13. Lontano dal paradiso (2002)
Uno splendido lungometraggio sul razzismo è Lontano dal paradiso, in cui il racconto è filtrato però dal punto di vista di una donna bianca. In realtà, il film di Todd Haynes narra soprattutto l’incontro tra due solitudini, entrambe oppresse: l’una perché donna e l’altra in quanto uomo afroamericano. È una perfetta fotografia dell’America degli anni ’50 e dell’ipocrisia della classe medio-borghese, che si mostra solidale soltanto nel momento in cui i valori conservatori vengono rispettati. Lontano dal paradiso tocca diverse tematiche, inclusa l’omosessualità, e ha un cast straordinario in cui svetta Julianne Moore, premiata a Venezia per questa performance.
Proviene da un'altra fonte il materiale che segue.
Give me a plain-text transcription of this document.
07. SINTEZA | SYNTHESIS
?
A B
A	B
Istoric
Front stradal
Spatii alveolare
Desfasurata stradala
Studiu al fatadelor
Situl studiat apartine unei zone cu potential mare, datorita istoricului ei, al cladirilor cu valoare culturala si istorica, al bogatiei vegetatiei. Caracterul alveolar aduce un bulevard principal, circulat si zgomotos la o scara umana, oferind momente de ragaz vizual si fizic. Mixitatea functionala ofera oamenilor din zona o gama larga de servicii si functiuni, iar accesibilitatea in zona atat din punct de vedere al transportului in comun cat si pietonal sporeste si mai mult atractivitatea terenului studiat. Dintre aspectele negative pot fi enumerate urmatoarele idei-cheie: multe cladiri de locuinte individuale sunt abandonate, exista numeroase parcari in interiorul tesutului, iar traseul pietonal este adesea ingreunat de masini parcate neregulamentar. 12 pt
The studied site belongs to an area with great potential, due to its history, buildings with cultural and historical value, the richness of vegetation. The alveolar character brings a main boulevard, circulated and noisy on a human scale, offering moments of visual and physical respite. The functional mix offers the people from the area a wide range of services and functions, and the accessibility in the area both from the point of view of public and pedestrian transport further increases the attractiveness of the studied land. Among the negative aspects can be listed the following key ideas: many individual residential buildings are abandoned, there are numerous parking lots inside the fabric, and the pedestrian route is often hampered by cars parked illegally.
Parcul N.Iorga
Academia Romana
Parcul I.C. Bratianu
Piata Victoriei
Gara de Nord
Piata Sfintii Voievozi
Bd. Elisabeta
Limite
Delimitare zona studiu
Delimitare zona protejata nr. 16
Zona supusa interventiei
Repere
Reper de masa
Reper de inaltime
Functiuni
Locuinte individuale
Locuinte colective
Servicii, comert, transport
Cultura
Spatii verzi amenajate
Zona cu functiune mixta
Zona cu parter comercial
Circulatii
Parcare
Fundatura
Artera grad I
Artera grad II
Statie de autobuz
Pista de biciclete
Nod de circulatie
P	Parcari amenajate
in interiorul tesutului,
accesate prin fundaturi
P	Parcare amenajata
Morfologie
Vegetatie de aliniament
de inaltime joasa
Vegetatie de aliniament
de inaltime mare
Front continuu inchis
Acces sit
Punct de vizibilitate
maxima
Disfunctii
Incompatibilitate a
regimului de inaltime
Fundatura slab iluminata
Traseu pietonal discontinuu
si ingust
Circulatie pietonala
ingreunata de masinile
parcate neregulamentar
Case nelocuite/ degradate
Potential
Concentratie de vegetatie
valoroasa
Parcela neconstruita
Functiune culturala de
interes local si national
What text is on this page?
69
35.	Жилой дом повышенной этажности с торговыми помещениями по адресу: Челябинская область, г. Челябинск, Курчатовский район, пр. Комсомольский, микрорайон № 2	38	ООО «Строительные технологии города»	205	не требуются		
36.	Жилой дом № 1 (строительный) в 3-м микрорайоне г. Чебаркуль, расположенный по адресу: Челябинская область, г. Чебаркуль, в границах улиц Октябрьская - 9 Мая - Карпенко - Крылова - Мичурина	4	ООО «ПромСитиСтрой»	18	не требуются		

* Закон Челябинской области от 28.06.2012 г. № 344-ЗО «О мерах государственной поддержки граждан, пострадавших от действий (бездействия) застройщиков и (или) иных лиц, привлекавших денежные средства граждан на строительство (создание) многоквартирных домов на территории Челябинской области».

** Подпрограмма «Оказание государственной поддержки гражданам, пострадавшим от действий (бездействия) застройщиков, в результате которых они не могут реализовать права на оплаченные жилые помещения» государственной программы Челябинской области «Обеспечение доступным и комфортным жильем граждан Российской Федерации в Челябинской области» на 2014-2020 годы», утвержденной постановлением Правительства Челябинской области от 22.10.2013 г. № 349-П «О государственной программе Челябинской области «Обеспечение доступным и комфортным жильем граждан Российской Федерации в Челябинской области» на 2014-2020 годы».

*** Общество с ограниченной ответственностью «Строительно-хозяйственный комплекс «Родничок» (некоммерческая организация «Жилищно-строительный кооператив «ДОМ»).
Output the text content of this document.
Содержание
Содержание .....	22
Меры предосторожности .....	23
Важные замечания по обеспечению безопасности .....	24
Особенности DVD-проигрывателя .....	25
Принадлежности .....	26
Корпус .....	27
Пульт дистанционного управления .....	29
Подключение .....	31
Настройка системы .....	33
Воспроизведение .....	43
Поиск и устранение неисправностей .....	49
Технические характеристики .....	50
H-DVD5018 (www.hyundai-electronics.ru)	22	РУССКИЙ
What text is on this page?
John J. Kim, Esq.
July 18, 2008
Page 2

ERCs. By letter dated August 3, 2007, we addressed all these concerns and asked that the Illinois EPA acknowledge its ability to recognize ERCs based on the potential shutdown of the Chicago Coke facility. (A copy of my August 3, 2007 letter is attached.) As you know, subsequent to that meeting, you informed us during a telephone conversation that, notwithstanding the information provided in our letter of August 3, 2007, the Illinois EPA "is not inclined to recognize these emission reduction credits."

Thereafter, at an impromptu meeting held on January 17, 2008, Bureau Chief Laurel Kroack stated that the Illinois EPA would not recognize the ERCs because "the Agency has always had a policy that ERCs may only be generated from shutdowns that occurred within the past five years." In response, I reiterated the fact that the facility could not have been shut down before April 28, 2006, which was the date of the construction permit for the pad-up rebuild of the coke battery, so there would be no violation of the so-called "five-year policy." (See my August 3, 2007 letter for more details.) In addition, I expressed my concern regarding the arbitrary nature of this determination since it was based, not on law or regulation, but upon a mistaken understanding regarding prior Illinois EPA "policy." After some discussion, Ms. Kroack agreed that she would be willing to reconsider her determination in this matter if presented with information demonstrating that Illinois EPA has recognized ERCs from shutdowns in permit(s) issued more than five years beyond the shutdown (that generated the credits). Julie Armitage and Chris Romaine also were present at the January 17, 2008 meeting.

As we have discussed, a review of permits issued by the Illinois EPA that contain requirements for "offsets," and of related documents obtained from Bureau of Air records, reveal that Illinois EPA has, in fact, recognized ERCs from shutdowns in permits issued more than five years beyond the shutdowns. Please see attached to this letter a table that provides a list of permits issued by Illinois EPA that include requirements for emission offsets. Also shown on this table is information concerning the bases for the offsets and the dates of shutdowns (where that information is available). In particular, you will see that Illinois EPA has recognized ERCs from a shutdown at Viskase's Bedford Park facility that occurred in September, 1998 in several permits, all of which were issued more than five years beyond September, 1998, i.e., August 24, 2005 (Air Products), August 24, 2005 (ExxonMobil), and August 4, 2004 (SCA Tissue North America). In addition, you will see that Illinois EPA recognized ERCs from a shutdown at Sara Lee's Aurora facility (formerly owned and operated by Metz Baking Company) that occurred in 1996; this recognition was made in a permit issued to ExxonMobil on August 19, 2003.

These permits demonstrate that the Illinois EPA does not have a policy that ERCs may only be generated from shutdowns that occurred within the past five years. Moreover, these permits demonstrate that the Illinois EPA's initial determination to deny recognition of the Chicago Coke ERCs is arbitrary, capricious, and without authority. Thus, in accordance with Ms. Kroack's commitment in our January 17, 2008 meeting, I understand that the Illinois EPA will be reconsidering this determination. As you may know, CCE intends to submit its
L’aspetto più interessante è che pur essendo un mix di dramma e romance con un tono leggero e i colori accesi di una commedia, Lontano dal paradiso riesce ad affrontare seriamente il tema della segregazione razziale. Oltretutto partendo da una protagonista bianca non era così semplice portarlo in primo piano. A destare scalpore nella comunità di Hartfort in Connecticut è soprattutto l’amicizia tra Cathy Moriarty, casalinga infelice, e il suo giardiniere afroamericano. La diffidenza viene da entrambe le parti coinvolte e si vede come nel mezzo i due protagonisti si trovino in una situazione molto tesa.
14. Conrack (1974)
Un film un po’ dimenticato sul razzismo è Conrack con Jon Voight e diretto da Martin Ritt, regista di altri due titoli notevoli con protagonista Paul Newman: La lunga estate calda e Hud il selvaggio. A partire dagli anni ’70, Ritt si dedicò ad alcuni lavori dedicati alle storie di afroamericani, come ad esempio Per salire più in basso e Sounder. È in questo stesso periodo che realizza anche Conrack, che è un adattamento del romanzo autobiografico di Pat Conroy The War Is Wide.
Pur presentando un punto di vista di uomo bianco che esplora la comunità nera, Conrack mette comunque in scena l’incontro tra due culture, in un decennio sempre più cruciale per la società americana. Conroy finisce ad insegnare in una scuola per neri in Carolina del Sud e sprona i suoi studenti a rivendicare i propri diritti a cominciare dallo studio. Il suo è un approccio anticonformista, che attira però le antipatie della direttrice della scuola.
15. Barriera invisibile (1947)
Chiaramente il concetto di razzismo non riguarda soltanto il colore della pelle, ma anche altre minoranze a lungo oggetto di discriminazioni. Una di queste è sicuramente rappresentata dagli ebrei. Spesso quando si pensa a un film sull’odio verso gli ebrei vengono in mente tutti titoli dedicati alla Shoah. Eppure andando indietro nel tempo troviamo questa pellicola di Elia Kazan premiata con l’Oscar, Barriera invisibile. Si tratta di un film abbastanza importante: nell’immediato dopoguerra seppe dimostrare come l’antisemitismo fosse ancora ben presente nella società americana e avesse preso delle forme più velate e nascoste. È importante anche per comprendere la tematica razziale perché illustra cosa sia veramente il razzismo, guardando oltre le sue manifestazioni più note.
In Barriera invisibile è protagonista uno straordinario Gregory Peck, che interpreta un giornalista di nome Philip Schuyler Green. Quando gli viene assegnato un articolo sull’antisemitismo, Green ha un’idea: fingersi ebreo rivelando a tutti una falsa informazione su di sé fino a quel momento taciuta. Le reazioni che suscita quella rivelazione sono le più disparate, ma questo permetterà a Green di scavare a fondo nella sua esperienza di uomo “ebreo”.